Olha, se a gente pensa na possibilidade de conflitos mundiais a partir da desaceleração econômica, eu acho que esse não seria um dos fatores principais, embora seja um fator indireto. Por quê? Porque o posicionamento dos Estados Unidos, inicialmente, frente à guerra da Ucrânia, mas de forma mais geral, como de certa forma a política externa do governo Trump 2 anuncia um retorno a um certo isolacionismo do governo norte-americano que a gente não via desde o pré-Segunda Guerra, aponta para um abandono de fóruns maiores como por exemplo a OTAN. E isso já começa a movimentar a opinião pública, as estruturas políticas de certos países, apontando para uma necessidade de ampliar o gasto militar, principalmente na Europa. Então, provavelmente o que a gente vai ver é o aumento do gasto militar e o rearmamento de muitos países, ou a intensificação do rearmamento de muitos países.
Só que num momento de desaceleração econômica, de guerra comercial e de rearmamento em escala global, de aumento em escala global dos gastos militares – que aliás, já vem aumentando faz alguns anos – isso se torna também um vetor de aumento da demanda agregada dentro das economias nacionais e aumento da capacidade de exportar certos bens. Então, num momento de desaceleração econômica, o setor bélico – a indústria de defesa – ganha uma possibilidade a mais de aumento de investimento, porque ela passa a ser um setor econômico dinâmico, com grande capacidade de penetração no mercado internacional. Então, isso tende a intensificar a tentativa dos países de construir políticas industriais para o setor de defesa, e tentarem ganhar mercados e exportarem esses bens produzidos.
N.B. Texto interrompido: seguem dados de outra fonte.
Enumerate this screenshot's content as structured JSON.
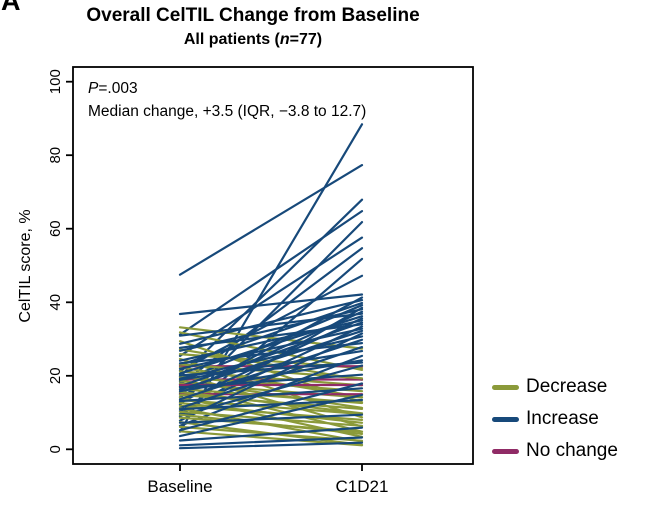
{
  "panel_label": "A",
  "title": "Overall CelTIL Change from Baseline",
  "subtitle": {
    "prefix": "All patients (",
    "n_italic": "n",
    "suffix": "=77)"
  },
  "annotation": {
    "p_italic": "P",
    "p_rest": "=.003",
    "median_line": "Median change, +3.5 (IQR, −3.8 to 12.7)"
  },
  "axes": {
    "y": {
      "label": "CelTIL score, %",
      "ticks": [
        0,
        20,
        40,
        60,
        80,
        100
      ],
      "range": [
        0,
        100
      ]
    },
    "x": {
      "ticks": [
        "Baseline",
        "C1D21"
      ]
    }
  },
  "legend": [
    {
      "id": "decrease",
      "label": "Decrease",
      "color": "#8B9A3A"
    },
    {
      "id": "increase",
      "label": "Increase",
      "color": "#17497A"
    },
    {
      "id": "no_change",
      "label": "No change",
      "color": "#902B66"
    }
  ],
  "chart_data": {
    "type": "line",
    "subtype": "paired-slope",
    "title": "Overall CelTIL Change from Baseline",
    "subtitle": "All patients (n=77)",
    "annotations": [
      "P=.003",
      "Median change, +3.5 (IQR, −3.8 to 12.7)"
    ],
    "x_categories": [
      "Baseline",
      "C1D21"
    ],
    "ylabel": "CelTIL score, %",
    "ylim": [
      0,
      100
    ],
    "y_ticks": [
      0,
      20,
      40,
      60,
      80,
      100
    ],
    "grid": false,
    "legend_position": "right",
    "patients": [
      [
        4.8,
        88.4,
        "increase"
      ],
      [
        47.5,
        77.3,
        "increase"
      ],
      [
        19.8,
        67.9,
        "increase"
      ],
      [
        31.2,
        64.8,
        "increase"
      ],
      [
        12.1,
        61.8,
        "increase"
      ],
      [
        25.4,
        57.6,
        "increase"
      ],
      [
        17.6,
        54.7,
        "increase"
      ],
      [
        8.9,
        51.8,
        "increase"
      ],
      [
        21.4,
        47.2,
        "increase"
      ],
      [
        33.2,
        27.4,
        "decrease"
      ],
      [
        31.8,
        21.6,
        "decrease"
      ],
      [
        29.4,
        12.8,
        "decrease"
      ],
      [
        27.2,
        18.9,
        "decrease"
      ],
      [
        25.9,
        22.1,
        "decrease"
      ],
      [
        24.6,
        8.7,
        "decrease"
      ],
      [
        36.8,
        42.1,
        "increase"
      ],
      [
        14.2,
        41.3,
        "increase"
      ],
      [
        28.7,
        40.6,
        "increase"
      ],
      [
        22.9,
        39.8,
        "increase"
      ],
      [
        18.4,
        39.2,
        "increase"
      ],
      [
        9.6,
        38.5,
        "increase"
      ],
      [
        22.6,
        22.6,
        "no_change"
      ],
      [
        19.0,
        19.0,
        "no_change"
      ],
      [
        23.1,
        19.3,
        "decrease"
      ],
      [
        22.3,
        14.2,
        "decrease"
      ],
      [
        21.2,
        17.4,
        "decrease"
      ],
      [
        20.4,
        6.2,
        "decrease"
      ],
      [
        19.6,
        15.8,
        "decrease"
      ],
      [
        18.7,
        11.3,
        "decrease"
      ],
      [
        17.9,
        14.1,
        "decrease"
      ],
      [
        17.2,
        4.8,
        "decrease"
      ],
      [
        26.8,
        38.1,
        "increase"
      ],
      [
        15.3,
        37.4,
        "increase"
      ],
      [
        30.9,
        36.9,
        "increase"
      ],
      [
        20.6,
        36.2,
        "increase"
      ],
      [
        12.8,
        35.6,
        "increase"
      ],
      [
        24.1,
        35.1,
        "increase"
      ],
      [
        17.1,
        34.5,
        "increase"
      ],
      [
        27.6,
        34.0,
        "increase"
      ],
      [
        10.4,
        33.4,
        "increase"
      ],
      [
        21.9,
        32.8,
        "increase"
      ],
      [
        17.5,
        17.5,
        "no_change"
      ],
      [
        15.0,
        15.0,
        "no_change"
      ],
      [
        16.4,
        12.6,
        "decrease"
      ],
      [
        15.6,
        9.8,
        "decrease"
      ],
      [
        14.8,
        11.0,
        "decrease"
      ],
      [
        14.1,
        3.4,
        "decrease"
      ],
      [
        13.4,
        9.6,
        "decrease"
      ],
      [
        12.6,
        7.2,
        "decrease"
      ],
      [
        11.8,
        8.0,
        "decrease"
      ],
      [
        16.2,
        32.2,
        "increase"
      ],
      [
        7.8,
        31.5,
        "increase"
      ],
      [
        19.2,
        30.7,
        "increase"
      ],
      [
        13.6,
        29.8,
        "increase"
      ],
      [
        23.4,
        28.9,
        "increase"
      ],
      [
        11.2,
        27.8,
        "increase"
      ],
      [
        18.9,
        26.7,
        "increase"
      ],
      [
        6.4,
        25.4,
        "increase"
      ],
      [
        15.8,
        24.2,
        "increase"
      ],
      [
        9.1,
        22.8,
        "increase"
      ],
      [
        11.1,
        2.1,
        "decrease"
      ],
      [
        10.2,
        6.4,
        "decrease"
      ],
      [
        9.4,
        4.2,
        "decrease"
      ],
      [
        8.6,
        4.8,
        "decrease"
      ],
      [
        7.4,
        1.2,
        "decrease"
      ],
      [
        6.1,
        2.3,
        "decrease"
      ],
      [
        4.9,
        1.1,
        "decrease"
      ],
      [
        20.1,
        23.6,
        "increase"
      ],
      [
        13.1,
        16.6,
        "increase"
      ],
      [
        5.2,
        17.9,
        "increase"
      ],
      [
        16.8,
        20.3,
        "increase"
      ],
      [
        3.6,
        14.8,
        "increase"
      ],
      [
        10.9,
        13.4,
        "increase"
      ],
      [
        7.2,
        9.4,
        "increase"
      ],
      [
        2.4,
        5.9,
        "increase"
      ],
      [
        1.1,
        3.2,
        "increase"
      ],
      [
        0.3,
        1.8,
        "increase"
      ]
    ]
  }
}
Então, a desaceleração econômica incentiva o fomento da indústria bélica, como um setor econômico dinâmico, com grande capacidade de penetração no mercado internacional, que possui transbordamentos tecnológicos muito importantes, sendo um setor de alta tecnologia. Esse cenário internacional, quer dizer, de baixo crescimento do comércio internacional, com uma postura de isolacionismo norte-americano e uma destruição do que sobrou do multilateralismo, tudo isso aponta para o maior esforço de rearmamento das economias nacionais e, a partir daí, uma maior possibilidade também de conflitos armados.